Les styles d’apprentissage

Le mythe : chacun de nous aurait un style d’apprentissage privilégié qui nous permettrait à la fois de mieux comprendre, mais aussi de mieux mémoriser les connaissances : visuel, auditif ou kinesthésique.

La réalité est toute autre. Aucune étude n’a réussi à prouver la supériorité d’un enseignement qui adapterait sa pédagogie aux profils des individus. Bien que nous puissions avoir des préférences liées à un mode d’apprentissage particulier, le fait d’enseigner en fonction de ces préférences ne favorise pas un meilleur apprentissage.

Ainsi, certaines études rapportent que des groupes ayant suivi des méthodes adaptées à leurs préférences d’apprentissage n’apprennent pas mieux que des groupes ayant suivi des méthodes non adaptées à leurs préférences. (voir Massa, Meyer, Testing the ATI hypothesis, 2006)

Il n’y a presque aucuns travaux mettant en avant le moindre effet positif de la mise en pratique de cette théorie. Ces études tentent en réalité à démontrer qu’aux approches clivantes recommandées par la théorie des styles d’apprentissage, il faut préférer des méthodes d’enseignements faisant appel aux dimensions visuelles, auditives et tactiles, simultanément ou pas. On favorise donc la présentation multimodale, ou intégration mutisensorielle, pour améliorer la capacité de percevoir et de traiter les informations. (voir Wallace, Meredith, Stein, Multisensory integration in the superior colliculus of the alert cat. Journal of neurophysiology, 1998)

La dominance hémisphérique

Le mythe : il y aurait une différence entre ceux d’entre nous qui utiliseraient plus leur cerveau gauche et ceux qui utiliseraient plus leur cerveau droit. Non, nous n’avons deux cerveaux dans notre boîte crânienne, on parle ici des deux hémisphères. Un apprenant « cerveau gauche » serait plus logique et analytique et brillerait plus dans les tâches logico-mathématiques alors que l’apprenant « cerveau droit » serait plus créatif et intuitif et s’illustrerait davantage dans les tâches visuo-spatiales.

Encore très répandue, cette idée court depuis la fin du XIXe siècle, autant alimentée par des scientifiques que des écrivains. Jolie théorie, mais elle est fausse ! Nous avons bel et bien besoin de nos deux hémisphères cérébraux pour assurer toutes les tâches effectuées par le cerveau. Cependant, comme je l’ai souligné plus tôt, tout n’est pas fondamentalement faux dans les neuromythes.

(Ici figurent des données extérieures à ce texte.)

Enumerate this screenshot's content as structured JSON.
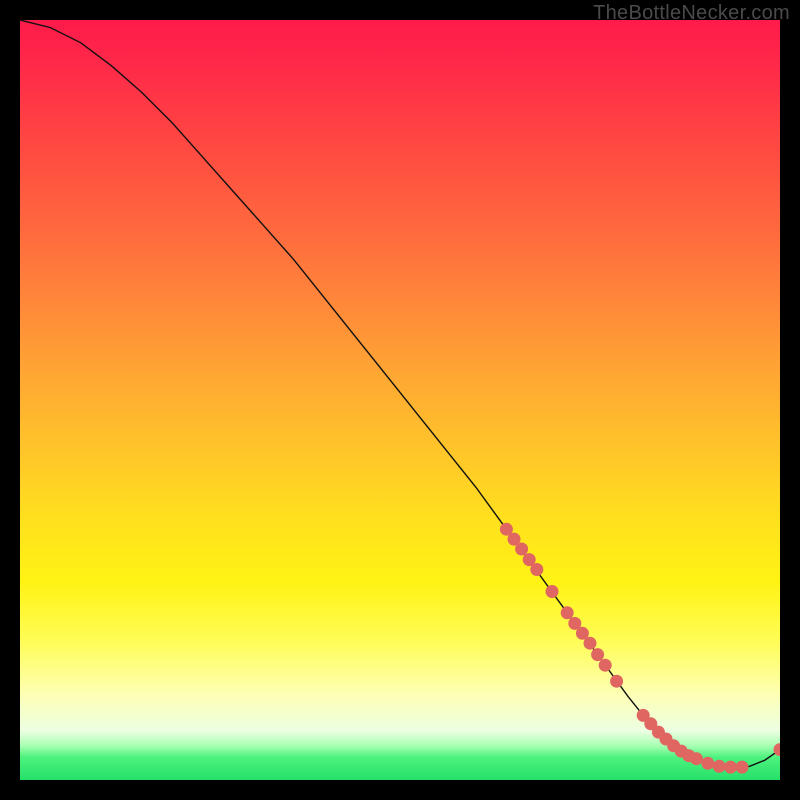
{
  "attribution": "TheBottleNecker.com",
  "chart_data": {
    "type": "line",
    "title": "",
    "xlabel": "",
    "ylabel": "",
    "xlim": [
      0,
      100
    ],
    "ylim": [
      0,
      100
    ],
    "curve": {
      "x": [
        0,
        4,
        8,
        12,
        16,
        20,
        24,
        28,
        32,
        36,
        40,
        44,
        48,
        52,
        56,
        60,
        64,
        68,
        72,
        76,
        80,
        82,
        84,
        86,
        88,
        90,
        92,
        94,
        96,
        98,
        100
      ],
      "y": [
        100,
        99,
        97,
        94,
        90.5,
        86.5,
        82,
        77.5,
        73,
        68.5,
        63.5,
        58.5,
        53.5,
        48.5,
        43.5,
        38.5,
        33,
        27.5,
        22,
        16.5,
        11,
        8.5,
        6.3,
        4.5,
        3.2,
        2.3,
        1.8,
        1.6,
        1.8,
        2.6,
        4.0
      ]
    },
    "markers": [
      {
        "x": 64.0,
        "y": 33.0
      },
      {
        "x": 65.0,
        "y": 31.7
      },
      {
        "x": 66.0,
        "y": 30.4
      },
      {
        "x": 67.0,
        "y": 29.0
      },
      {
        "x": 68.0,
        "y": 27.7
      },
      {
        "x": 70.0,
        "y": 24.8
      },
      {
        "x": 72.0,
        "y": 22.0
      },
      {
        "x": 73.0,
        "y": 20.6
      },
      {
        "x": 74.0,
        "y": 19.3
      },
      {
        "x": 75.0,
        "y": 18.0
      },
      {
        "x": 76.0,
        "y": 16.5
      },
      {
        "x": 77.0,
        "y": 15.1
      },
      {
        "x": 78.5,
        "y": 13.0
      },
      {
        "x": 82.0,
        "y": 8.5
      },
      {
        "x": 83.0,
        "y": 7.4
      },
      {
        "x": 84.0,
        "y": 6.3
      },
      {
        "x": 85.0,
        "y": 5.4
      },
      {
        "x": 86.0,
        "y": 4.5
      },
      {
        "x": 87.0,
        "y": 3.8
      },
      {
        "x": 88.0,
        "y": 3.2
      },
      {
        "x": 89.0,
        "y": 2.8
      },
      {
        "x": 90.5,
        "y": 2.2
      },
      {
        "x": 92.0,
        "y": 1.8
      },
      {
        "x": 93.5,
        "y": 1.7
      },
      {
        "x": 95.0,
        "y": 1.7
      },
      {
        "x": 100.0,
        "y": 4.0
      }
    ]
  }
}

Il faut remonter au XIXe siècle pour comprendre d’où vient cette théorie. Jusqu’alors, on considérait que le cerveau était un organe symétrique, un tout se répétant de gauche à droite (hippocampe, hypothalamus, striatum…). Cependant, en 1861, les travaux de Paul Broca ont mis en évidence pour la première fois la latéralisation à gauche d’une fonction majeure : la production du langage. Rapidement, d’autres travaux suivent : ceux de John Hughlings Jackson (1872) démontrant la latéralisation à droite de l’attention visuo-spatiale, ceux de Wernicke (1876) définissant la compréhension du langage comme étant latéralisée dans le lobe temporal gauche.

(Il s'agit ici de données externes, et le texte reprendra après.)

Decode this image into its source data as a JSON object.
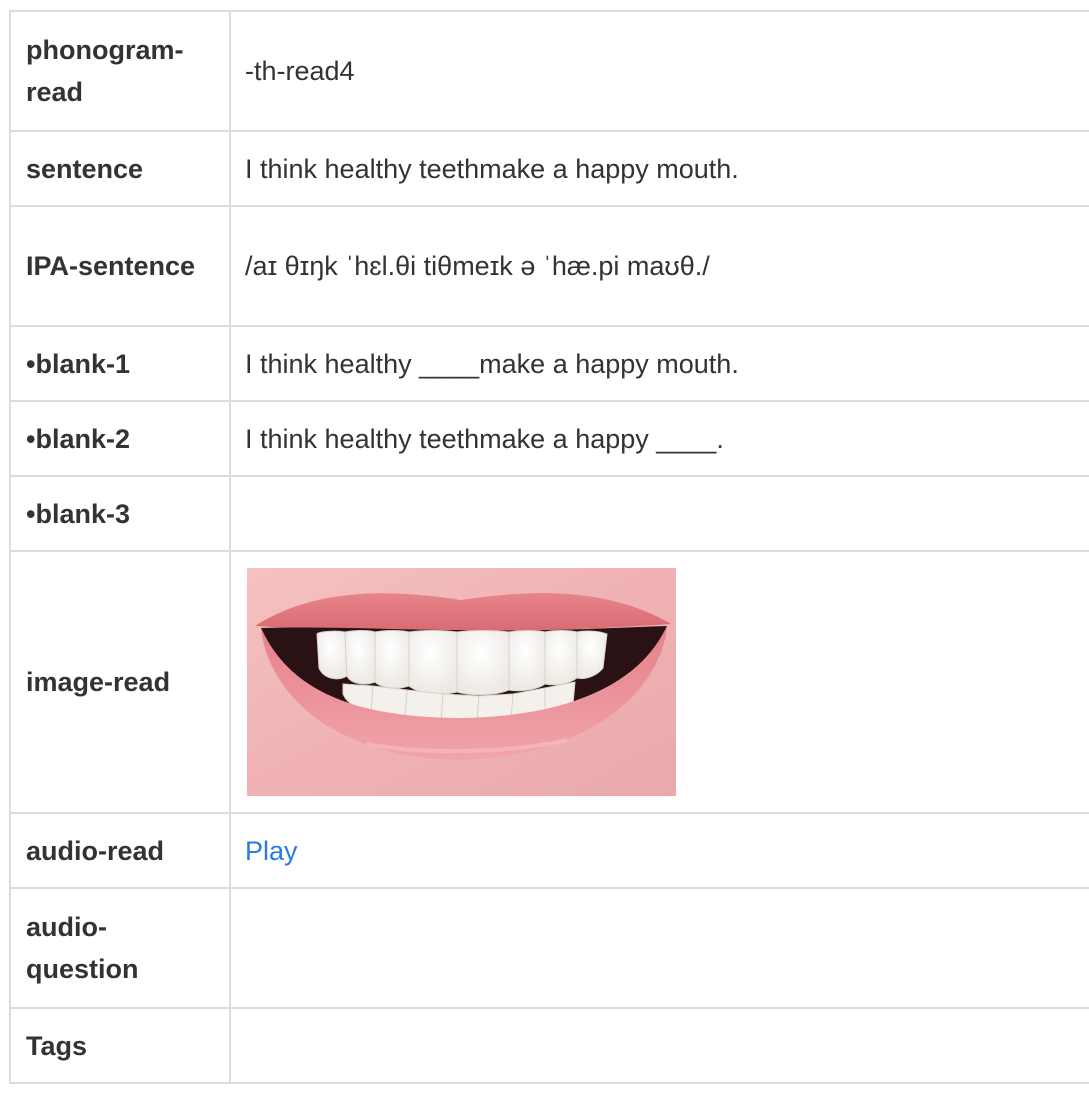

L’asymétrie du cerveau est donc prouvée, aussi l’inégale implication des deux hémisphères dans différentes fonctions. C’est le point de départ du mythe opposant un “cerveau gauche” intellectuel, maîtrisant le langage et les conventions sociales, et un “cerveau droit” instinctif, qui permet de retrouver le chemin de la maison et de reconnaître les siens.

Le thème sera aussi popularisé par l’écrivain Robert Louis Stevenson (1886) dans L’étrange cas du docteur Jekyll et de M. Hyde. Le héros du roman possède deux personnalités :

- Dr Jekyll, logique, moral et maître de lui-même, représente le cerveau gauche ;

- M. Hyde, primitif et bestial, représente le cerveau droit.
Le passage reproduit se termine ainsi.